Lemkin Summit Day 1: To stop atrocities – follow the money and see where it goes; PLUS promising indicators in the DRC

I’m currently attending the Lemkin Summit at American University in Washington, D.C., organized by the Enough Project.  Saturday was the first day of the conference, focusing on the importance of targeting ill-gotten gains and the networks of corruption as a means of preventing future mass atrocities. 

The highlight of the day was a simulation exercise prepared by Enough, which detailed the corrupt underpinnings of an attack perpetrated by unknown assailants against civilians in a fictitious country.  Participants were given a dossier of evidence — emails, news articles, text message exchanges, corporate certificates, expert analyses, photos, etc. — and were charged with deciphering who was behind the attack as well as what economic dynamics were motivating and supporting the perpetrator. 
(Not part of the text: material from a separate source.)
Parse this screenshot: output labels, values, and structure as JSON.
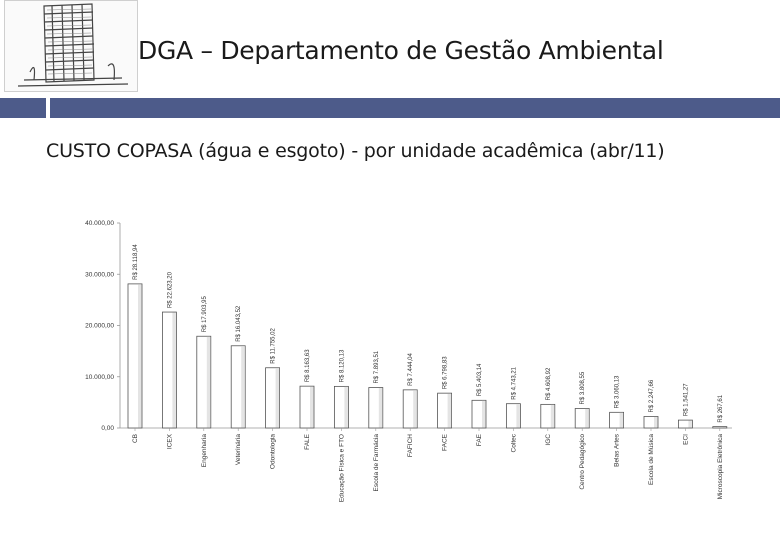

The end product was a chart showing the interconnection of the various corporations, shell corporations, rebel groups, governmental officials, transfers of funds, etc., that facilitated and culminated in the attack.  This exercise was an eye-opening teaching tool to demonstrate how deep investigators and rights activists must go to uncover the roots of atrocity.  Only by understanding these behind-the-scenes dynamics of modern day kleptocracy and graft can we begin to target the perpetrators, accomplices, and aiders and abettors where it hurts them most — their money. 
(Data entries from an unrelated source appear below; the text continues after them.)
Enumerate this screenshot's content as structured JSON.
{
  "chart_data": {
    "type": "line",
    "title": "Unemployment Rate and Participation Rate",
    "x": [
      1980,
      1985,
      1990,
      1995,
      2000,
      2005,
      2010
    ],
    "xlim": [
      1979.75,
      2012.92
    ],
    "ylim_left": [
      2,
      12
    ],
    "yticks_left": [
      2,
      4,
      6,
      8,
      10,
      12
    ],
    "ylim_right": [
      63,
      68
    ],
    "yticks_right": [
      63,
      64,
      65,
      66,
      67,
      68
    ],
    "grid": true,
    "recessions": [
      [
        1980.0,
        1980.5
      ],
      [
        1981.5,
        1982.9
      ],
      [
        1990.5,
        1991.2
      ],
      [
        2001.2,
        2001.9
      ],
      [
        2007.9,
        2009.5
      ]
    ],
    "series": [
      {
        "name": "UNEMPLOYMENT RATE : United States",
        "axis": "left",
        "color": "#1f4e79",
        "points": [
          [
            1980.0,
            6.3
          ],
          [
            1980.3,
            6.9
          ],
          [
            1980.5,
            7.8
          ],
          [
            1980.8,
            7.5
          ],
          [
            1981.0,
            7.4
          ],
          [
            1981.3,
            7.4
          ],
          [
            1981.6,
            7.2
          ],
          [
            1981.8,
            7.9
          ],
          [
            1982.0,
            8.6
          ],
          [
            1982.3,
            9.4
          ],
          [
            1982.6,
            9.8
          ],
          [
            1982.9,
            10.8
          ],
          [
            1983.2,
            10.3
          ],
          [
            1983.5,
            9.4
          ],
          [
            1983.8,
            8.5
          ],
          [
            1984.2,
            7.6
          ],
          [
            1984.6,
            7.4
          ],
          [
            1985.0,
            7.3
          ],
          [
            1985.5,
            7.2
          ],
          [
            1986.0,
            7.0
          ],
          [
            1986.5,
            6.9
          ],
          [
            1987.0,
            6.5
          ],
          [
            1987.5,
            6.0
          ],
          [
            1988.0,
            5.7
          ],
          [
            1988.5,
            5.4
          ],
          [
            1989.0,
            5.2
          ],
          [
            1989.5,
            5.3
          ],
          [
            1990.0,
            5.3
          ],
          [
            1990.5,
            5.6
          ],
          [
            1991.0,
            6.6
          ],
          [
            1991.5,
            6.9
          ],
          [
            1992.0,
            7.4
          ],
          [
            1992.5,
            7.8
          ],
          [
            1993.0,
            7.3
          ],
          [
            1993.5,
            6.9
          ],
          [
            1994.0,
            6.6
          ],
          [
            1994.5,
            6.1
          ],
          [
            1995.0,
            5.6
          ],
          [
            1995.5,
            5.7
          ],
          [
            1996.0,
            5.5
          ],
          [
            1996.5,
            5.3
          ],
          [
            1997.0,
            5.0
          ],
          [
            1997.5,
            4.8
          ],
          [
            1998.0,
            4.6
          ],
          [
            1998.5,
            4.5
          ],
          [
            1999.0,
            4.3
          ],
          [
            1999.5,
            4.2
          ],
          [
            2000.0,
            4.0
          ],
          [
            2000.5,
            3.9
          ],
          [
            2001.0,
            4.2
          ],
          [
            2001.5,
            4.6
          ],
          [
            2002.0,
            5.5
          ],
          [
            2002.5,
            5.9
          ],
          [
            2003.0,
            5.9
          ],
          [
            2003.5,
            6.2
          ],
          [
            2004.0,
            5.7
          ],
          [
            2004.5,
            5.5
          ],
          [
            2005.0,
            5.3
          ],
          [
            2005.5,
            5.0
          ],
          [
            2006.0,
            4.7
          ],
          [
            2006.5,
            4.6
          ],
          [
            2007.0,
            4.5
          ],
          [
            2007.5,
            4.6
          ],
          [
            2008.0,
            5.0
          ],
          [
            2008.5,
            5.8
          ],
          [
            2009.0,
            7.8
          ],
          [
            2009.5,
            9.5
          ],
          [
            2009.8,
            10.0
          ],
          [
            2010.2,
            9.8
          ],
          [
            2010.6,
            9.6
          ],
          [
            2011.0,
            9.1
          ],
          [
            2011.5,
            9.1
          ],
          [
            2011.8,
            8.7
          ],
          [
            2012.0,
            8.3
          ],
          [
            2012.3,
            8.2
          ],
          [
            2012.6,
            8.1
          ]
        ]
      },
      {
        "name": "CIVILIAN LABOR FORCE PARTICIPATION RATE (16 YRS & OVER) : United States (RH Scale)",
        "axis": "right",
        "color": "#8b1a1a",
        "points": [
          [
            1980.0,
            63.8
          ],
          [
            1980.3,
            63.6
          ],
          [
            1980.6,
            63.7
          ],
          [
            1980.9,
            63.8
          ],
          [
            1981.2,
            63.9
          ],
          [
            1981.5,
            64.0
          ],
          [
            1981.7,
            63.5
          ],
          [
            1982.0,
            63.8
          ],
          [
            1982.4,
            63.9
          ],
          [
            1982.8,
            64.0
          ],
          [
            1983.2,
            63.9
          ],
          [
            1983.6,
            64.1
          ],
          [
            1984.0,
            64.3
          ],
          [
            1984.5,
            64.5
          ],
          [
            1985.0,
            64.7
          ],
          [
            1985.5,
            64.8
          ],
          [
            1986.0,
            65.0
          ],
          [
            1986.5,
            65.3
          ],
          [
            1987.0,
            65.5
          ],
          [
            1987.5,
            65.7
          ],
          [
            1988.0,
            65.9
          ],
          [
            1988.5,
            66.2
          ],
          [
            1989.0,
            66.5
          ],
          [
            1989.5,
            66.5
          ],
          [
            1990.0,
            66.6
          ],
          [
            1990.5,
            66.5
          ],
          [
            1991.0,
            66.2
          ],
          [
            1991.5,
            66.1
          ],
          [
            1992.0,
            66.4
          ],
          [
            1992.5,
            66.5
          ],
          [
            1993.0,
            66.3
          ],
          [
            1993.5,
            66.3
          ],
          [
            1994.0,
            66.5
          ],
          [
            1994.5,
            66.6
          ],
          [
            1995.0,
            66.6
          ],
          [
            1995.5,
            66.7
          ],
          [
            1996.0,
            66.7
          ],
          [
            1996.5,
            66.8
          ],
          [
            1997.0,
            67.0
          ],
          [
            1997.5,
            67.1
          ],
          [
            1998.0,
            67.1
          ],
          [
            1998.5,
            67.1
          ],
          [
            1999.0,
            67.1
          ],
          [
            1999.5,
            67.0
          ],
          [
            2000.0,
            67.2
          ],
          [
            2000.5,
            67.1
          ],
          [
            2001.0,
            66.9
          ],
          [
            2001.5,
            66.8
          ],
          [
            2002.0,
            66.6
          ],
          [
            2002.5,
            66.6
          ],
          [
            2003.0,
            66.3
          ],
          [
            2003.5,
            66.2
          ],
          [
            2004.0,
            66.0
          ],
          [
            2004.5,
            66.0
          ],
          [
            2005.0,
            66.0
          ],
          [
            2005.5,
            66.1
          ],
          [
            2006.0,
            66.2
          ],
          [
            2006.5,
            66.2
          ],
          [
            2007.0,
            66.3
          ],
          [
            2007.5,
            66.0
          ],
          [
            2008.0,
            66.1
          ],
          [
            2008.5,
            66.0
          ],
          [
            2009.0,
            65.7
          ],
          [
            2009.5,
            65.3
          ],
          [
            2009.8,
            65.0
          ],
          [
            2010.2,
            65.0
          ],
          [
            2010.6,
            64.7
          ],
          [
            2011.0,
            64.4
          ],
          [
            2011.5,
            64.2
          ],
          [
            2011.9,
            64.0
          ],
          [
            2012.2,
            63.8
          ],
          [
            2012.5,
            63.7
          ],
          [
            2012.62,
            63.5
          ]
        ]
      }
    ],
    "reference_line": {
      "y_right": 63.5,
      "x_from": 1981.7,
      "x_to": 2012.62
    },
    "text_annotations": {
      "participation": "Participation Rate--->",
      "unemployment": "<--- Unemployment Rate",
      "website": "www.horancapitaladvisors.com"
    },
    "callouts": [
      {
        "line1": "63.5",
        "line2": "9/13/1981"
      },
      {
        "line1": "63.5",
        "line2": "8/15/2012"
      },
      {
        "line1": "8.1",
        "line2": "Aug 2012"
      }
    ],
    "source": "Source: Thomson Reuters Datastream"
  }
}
Enough Project founder John Pendergast speaks at the Lemkin Summit

John Prendergast, founder of the Enough Project and the Sentry, as well as the author of Congo Stories, discussed ten promising indicators of progress with regards to the seemingly intractable corruption and conflict in the Democratic Republic of the Congo (DRC).  Some of these “openings” included: the appointment of pro-prevention officials in the Treasury Department; the opening of investigation against corporations engaged in the illicit exploitation of Congo’s abundant natural resources; the imposition of sanctions, asset freezes, travel and visa bans, and other tools of economic disarmament to cripple individuals, corporations, and banks tied to Kabila and his formidable economic empire; Dodd Frank’s effect of reducing armed group control over mines in the DRC from 100% to 20%; the trials of Congolese war criminals before the International Criminal Court; and, surprisingly, the recent election.  Even with widespread fraud, irregularity, and lack of transparency, Kabila did, in fact, step down — even if only symbolically — which at the bare minimum, provides an opening, a possibility, for change.